Ionic dialysance measurement is urea distribution volume dependent: a new approach to better results.

Conductivity (CD)-based dialysance measurements precisely match urea dialysance with <5% difference. For measurement, a CD step-profile is applied by increasing dialysate inlet CD at time t0 for 10% above baseline and lasting for 2-5 min until t1, followed by a decrease to -4% until t2 and a final return to baseline, meanwhile recording dialysate CD at filter inlet (cdi) and outlet (cdo), dialysate flow (Qd), and ultrafiltration (UF)-rate (Qf). Electrolytic dialysance (KeCn) is calculated by KeCnI,J = (1 -[cdoI-cdoJ]/[cdiI-cdiJ])(Qd+Qf) with time index I not = J. The combinations in I,J are not equivalent: KeCn0,1 < KeCn1,2 < KeCn0,2. Each difference is 2% to 5%, and a difference versus urea clearance remains. An in vivo on-line clearance study (10 patients, 100 dialysis sessions, 265 measurements) with automatic electrolytical dialysance measurements and permanent data recording was conducted. Two methods were applied: a CD step-profile and a significantly smaller, dynamic CD bolus. Both were compared to laboratory reference of urea clearance. Reference Kt/V has been calculated using equilibrated single-pool methods and direct quantification. Urea generation was ignored. The results are as follows. The reference blood-side urea clearance was 164.0 +/- 11.8 ml/min, n = 265. The mean errors of the ionic dialysance results are KeCn0,1: -9.1 +/- 4.8%, n = 250; KeCn1,2: -5.6 +/- 4.4%, n = 250; KeCn0,2: 6.8 +/- 7.7%, n = 250; KeCnBolus: 0.1 +/- 4.8%, n = 162. The KeCnI,J error is urea distribution volume related. Kt/V comparison to equilibrated single pool is as follows: KeCn1,2t/V: 0.0 +/- 5.0% (r = 0.96, n = 45); KeCnBolust/V: 5.3 +/- 3.9% (r = 0.98, n = 44). The comparison to direct quantification is as follows: KeCn1,2t/V: -2 +/- 6.4% (r = 0.95, n = 68); KeCnBolust/V: 3.2 +/- 6.3% (r = 0.95, n = 66).
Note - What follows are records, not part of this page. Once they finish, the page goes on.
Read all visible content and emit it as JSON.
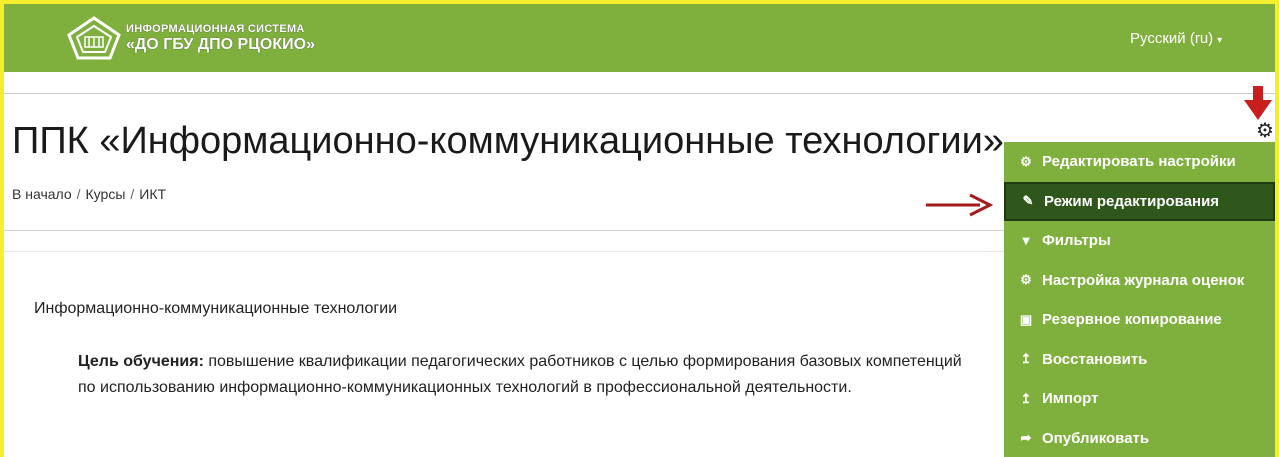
{
  "header": {
    "logo_line1": "ИНФОРМАЦИОННАЯ СИСТЕМА",
    "logo_line2": "«ДО ГБУ ДПО РЦОКИО»",
    "language": "Русский (ru)",
    "brand_color": "#7fb03d"
  },
  "page": {
    "title": "ППК «Информационно-коммуникационные технологии»",
    "breadcrumb": [
      "В начало",
      "Курсы",
      "ИКТ"
    ],
    "breadcrumb_sep": "/"
  },
  "content": {
    "section_title": "Информационно-коммуникационные технологии",
    "goal_label": "Цель обучения:",
    "goal_text": " повышение квалификации педагогических работников с целью формирования базовых компетенций по использованию информационно-коммуникационных технологий в профессиональной деятельности."
  },
  "settings_menu": {
    "trigger_icon": "gear-icon",
    "items": [
      {
        "label": "Редактировать настройки",
        "icon": "gear-icon"
      },
      {
        "label": "Режим редактирования",
        "icon": "pencil-icon",
        "active": true
      },
      {
        "label": "Фильтры",
        "icon": "filter-icon"
      },
      {
        "label": "Настройка журнала оценок",
        "icon": "gear-icon"
      },
      {
        "label": "Резервное копирование",
        "icon": "backup-icon"
      },
      {
        "label": "Восстановить",
        "icon": "upload-icon"
      },
      {
        "label": "Импорт",
        "icon": "upload-icon"
      },
      {
        "label": "Опубликовать",
        "icon": "share-icon"
      }
    ],
    "active_color": "#2f561b",
    "annotation_arrow_color": "#b01e1e"
  }
}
V could roughly be measured. Dialysance measured by the step-function method was dependent on sodium load and distribution volume while the CD-bolus dialysance was not. Errors are generated by measurement-induced sodium shift that is sufficient even to estimate urea distribution volume. For dialysance measurements, small dynamic CD boli are preferable to stable step functions.